Bac 2026 en Guinée : une seconde chance pour les candidats crédités de 8,50 à 9,99 de moyenne

Guinée

Conakry, 29 juin 2026– Le système éducatif guinéen franchit une nouvelle étape de son évolution. Le Ministère de l’Éducation Nationale, de l’Alphabétisation, de l’Enseignement Technique et de la Formation Professionnelle a annoncé l’instauration, dès la session 2026 du Baccalauréat unique, d’une session de seconde chance. Une première dans l’histoire de la République de Guinée, présentée comme une réforme majeure visant à renforcer l’équité et à moderniser le système national d’évaluation.

Dans son communiqué, le ministère souligne que cette innovation « s’inscrit dans la dynamique de modernisation du système national d’évaluation et de promotion de l’équité dans l’accès à l’enseignement supérieur et à la qualification professionnelle ». Cette mesure offrira une seconde opportunité aux candidats ayant obtenu une moyenne comprise entre 8,50/20 et 9,99/20 lors de la session ordinaire.

Selon les dispositions adoptées, les candidats concernés seront automatiquement identifiés par la Direction Générale des Examens et Contrôles Scolaires, Concours et Passerelles (DGECS-CP). Les épreuves de rattrapage porteront sur un maximum de deux disciplines non validées, avec une priorité accordée aux matières de spécialité.

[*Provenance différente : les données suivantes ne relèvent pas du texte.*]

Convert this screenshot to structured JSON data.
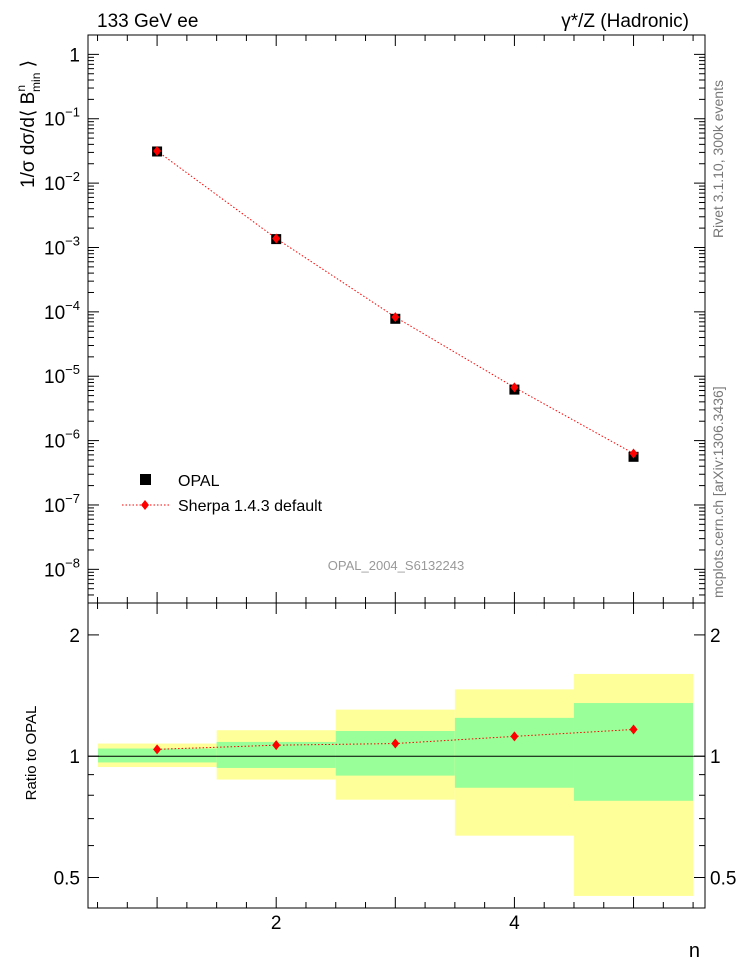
{
  "header": {
    "left_label": "133 GeV ee",
    "right_label": "γ*/Z (Hadronic)"
  },
  "side_text": {
    "rivet": "Rivet 3.1.10,  300k events",
    "mcplots": "mcplots.cern.ch [arXiv:1306.3436]"
  },
  "colors": {
    "mc": "#ff0000",
    "band_stat": "#99ff99",
    "band_total": "#ffff99",
    "data": "#000000"
  },
  "chart_data": [
    {
      "type": "scatter",
      "panel": "main",
      "ylabel": "1/σ dσ/d⟨ B^n_min ⟩",
      "yscale": "log",
      "ylim": [
        3e-09,
        2.0
      ],
      "xlim": [
        0.42,
        5.6
      ],
      "y_ticks": [
        {
          "value": 1,
          "label": "1"
        },
        {
          "value": 0.1,
          "base": "10",
          "exp": "−1"
        },
        {
          "value": 0.01,
          "base": "10",
          "exp": "−2"
        },
        {
          "value": 0.001,
          "base": "10",
          "exp": "−3"
        },
        {
          "value": 0.0001,
          "base": "10",
          "exp": "−4"
        },
        {
          "value": 1e-05,
          "base": "10",
          "exp": "−5"
        },
        {
          "value": 1e-06,
          "base": "10",
          "exp": "−6"
        },
        {
          "value": 1e-07,
          "base": "10",
          "exp": "−7"
        },
        {
          "value": 1e-08,
          "base": "10",
          "exp": "−8"
        }
      ],
      "watermark": "OPAL_2004_S6132243",
      "legend_position": "bottom-left",
      "series": [
        {
          "name": "OPAL",
          "style": "square-marker",
          "x": [
            1,
            2,
            3,
            4,
            5
          ],
          "y": [
            0.031,
            0.00135,
            7.8e-05,
            6.2e-06,
            5.6e-07
          ]
        },
        {
          "name": "Sherpa 1.4.3 default",
          "style": "red-diamond-dotted-line",
          "x": [
            1,
            2,
            3,
            4,
            5
          ],
          "y": [
            0.0315,
            0.00138,
            8.3e-05,
            6.7e-06,
            6.3e-07
          ]
        }
      ]
    },
    {
      "type": "line",
      "panel": "ratio",
      "ylabel": "Ratio to OPAL",
      "xlabel": "n",
      "yscale": "log",
      "ylim": [
        0.42,
        2.4
      ],
      "xlim": [
        0.42,
        5.6
      ],
      "y_ticks": [
        0.5,
        1,
        2
      ],
      "x_ticks": [
        2,
        4
      ],
      "reference_line": 1,
      "bins": [
        {
          "x_low": 0.5,
          "x_high": 1.5,
          "stat_low": 0.965,
          "stat_high": 1.045,
          "total_low": 0.94,
          "total_high": 1.075
        },
        {
          "x_low": 1.5,
          "x_high": 2.5,
          "stat_low": 0.935,
          "stat_high": 1.085,
          "total_low": 0.875,
          "total_high": 1.16
        },
        {
          "x_low": 2.5,
          "x_high": 3.5,
          "stat_low": 0.895,
          "stat_high": 1.155,
          "total_low": 0.78,
          "total_high": 1.305
        },
        {
          "x_low": 3.5,
          "x_high": 4.5,
          "stat_low": 0.835,
          "stat_high": 1.245,
          "total_low": 0.635,
          "total_high": 1.465
        },
        {
          "x_low": 4.5,
          "x_high": 5.5,
          "stat_low": 0.775,
          "stat_high": 1.355,
          "total_low": 0.45,
          "total_high": 1.6
        }
      ],
      "series": [
        {
          "name": "Sherpa 1.4.3 default",
          "x": [
            1,
            2,
            3,
            4,
            5
          ],
          "y": [
            1.04,
            1.065,
            1.075,
            1.12,
            1.165
          ]
        }
      ]
    }
  ]
}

Le ministère précise également que « les sujets, les modalités de surveillance, de correction et de délibération respecteront les mêmes standards académiques que ceux de la session ordinaire », garantissant ainsi la crédibilité et la rigueur du processus.

Autre disposition importante, les notes obtenues lors du rattrapage remplaceront celles de la première session lorsqu’elles seront supérieures. Les candidats qui atteindront une moyenne définitive d’au moins 10/20 seront déclarés admis, leur diplôme ayant « la même valeur académique et juridique que celui obtenu à la session ordinaire ».

Pour cette première édition, les nouveaux bacheliers issus du rattrapage bénéficieront d’une orientation prioritaire vers les filières de l’enseignement technique et de la formation professionnelle. À travers cette réforme, le gouvernement entend réduire les situations d’échec liées à de faibles écarts de performance, tout en préservant les exigences de mérite et de qualité qui fondent l’examen du Baccalauréat.